Luca Materazzo, l'italico buonismo difende il compagno che sbaglia - Affaritaliani.it

Cronache

Luca Materazzo, l'italico buonismo difende il compagno che sbaglia

Pietro Mancini

Sferrò 50 coltellate, a sangue freddo, con l'unico obiettivo di stecchirlo. Luca Materazzo, 38 anni, è stato stangato per l'omicidio del fratello, Vittorio, 51. I giudici della prima sezione della Corte d'Assise di Napoli hanno condannato al massimo della pena, l’ergastolo, il fratello dell'ingegnere assassinato, barbaramente, il 28 novembre 2016. I giudici non hanno concesso nemmeno le attenuanti generiche, come richiesto dal pm, Francesca De Renzis, secondo cui l'imputato agì “per motivi abietti” e non merita il riconoscimento di alcuna  circostanza attenuante.

Un omicidio premeditato, dunque, realizzato, in maniera spietata, a cui seguì una fuga all'estero, per sfuggire all'arresto, e un comportamento processuale, che ai magistrati è sembrato, chiaramente, avere un unico obiettivo: dilatare quanto più possibile i tempi del processo. Materazzo ha, infatti, cambiato difensore per ben 15 volte.

Il delitto è stato eseguito nel “salotto buono” di Napoli, a Chiaia. Belle case, lontane dagli squallidi vicoli, teatri dei fattacci di cronaca nera, e dai morti ammazzati dalla camorra. Alta borghesia, marchiata da un velo di sangue, che  avvolse quelle strade signorili, quei negozi eleganti e la famiglia Materazzo. Già colpita dalla morte del padre, don Lucio, a seguito della quale i rapporti tra i due fratelli si fecero sempre più tesi. E, proprio in virtù di tali contrasti, i primi sospetti caddero proprio su Luca.

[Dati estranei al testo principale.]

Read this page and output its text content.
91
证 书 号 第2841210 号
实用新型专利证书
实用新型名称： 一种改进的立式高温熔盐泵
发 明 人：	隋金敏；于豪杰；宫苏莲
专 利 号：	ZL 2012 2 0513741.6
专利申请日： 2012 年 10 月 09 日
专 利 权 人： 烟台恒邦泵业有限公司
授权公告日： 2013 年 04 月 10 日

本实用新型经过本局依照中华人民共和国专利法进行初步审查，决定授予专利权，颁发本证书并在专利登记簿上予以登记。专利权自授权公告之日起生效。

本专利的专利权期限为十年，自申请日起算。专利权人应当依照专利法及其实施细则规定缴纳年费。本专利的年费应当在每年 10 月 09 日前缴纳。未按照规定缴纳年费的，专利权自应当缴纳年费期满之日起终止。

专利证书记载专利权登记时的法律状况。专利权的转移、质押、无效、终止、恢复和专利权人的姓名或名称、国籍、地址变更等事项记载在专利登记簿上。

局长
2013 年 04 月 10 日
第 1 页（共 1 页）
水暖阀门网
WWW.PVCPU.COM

Un’eredità milionaria da dividere in sei, tra questi c’è anche l’ergastolano (ma la condanna è rivedibile in appello) e la vedova di Vittorio, che dice :”È giusta la pena appioppata a mio cognato”. “Il Corriere del Mezzogiorno” di Napoli ha dedicato 2 pagine (lo stesso spazio riservato ai nuovi giocatori del Napoli) all’intervista-sgub all’ergastolano, corredate da foto di Luca sorridente. È stato presentato come un detenuto-modello, solidale con gli altri reclusi, che vivrebbe in carcere, addirittura, con entusiasmo, dedicandosi allo studio e allo sport.

Ma, chiede, timidamente, la giornalista a Materazzo- che si autodefinisce “diversamente libero”- lei non è mai tormentato da brutti pensieri ? “Ci sono, ma quel che mi tormenta di più è che la stampa abbia raccontato il mio passato familiare, e le mie vicende processuali, in maniera non corrispondente alla realtà”. Neppure una parola di rimorso sull’efferato delitto e di rimpianto per aver lasciato orfani i due figli del fratello. Un atteggiamento sprezzante in sintonia con quello delle sorelle del condannato, che parlano di  Luca come di “un ragazzo un po’ vivace, ma buono, dolce, che ha avuto solo il torto di distaccarsi dalla famiglia e di non farsi aiutare”.

Non è nuovo questo italico buonismo, veltroniano, con i “compagni che sbagliano”, pronto ad esprimere simpatia, comprensione, perdono e a non escludere maxi-sconti di pena e benefici, per gli assassini, in primis per quelli provenienti da famiglie agiate.  Dal giornale campano, che ha dedicato tanto risalto alle “sofferenze” di Luca, auspichiamo che venga dato un analogo spazio alla vedova, Elena Grande, che ha pianto, dopo la condanna  di suo cognato. È scoppiata in lacrime perché, con quella sentenza, è venuto meno ogni altro appiglio: è stato-dovrà dire ai suoi figli- «zio Luca» a strappare il vostro papà agli affetti della famiglia.

“Il dolore è, innanzitutto, mio e dei miei ragazzi”, dice donna Elena, dignitosa ma adirata con le cognate, troppo affettuose e comprensive con Luca. “Si sforzano di far apparire l’assassino di mio marito meritevole di benevolenza, mentre Vittorio viene descritto come un violento. Tesi false, smentite da tutte le evidenze processuali  e improponibili alla luce della condanna al “fine pena mai” (o quasi mai....), inflitta a Luca Materazzo, il Caino degli anni 2000.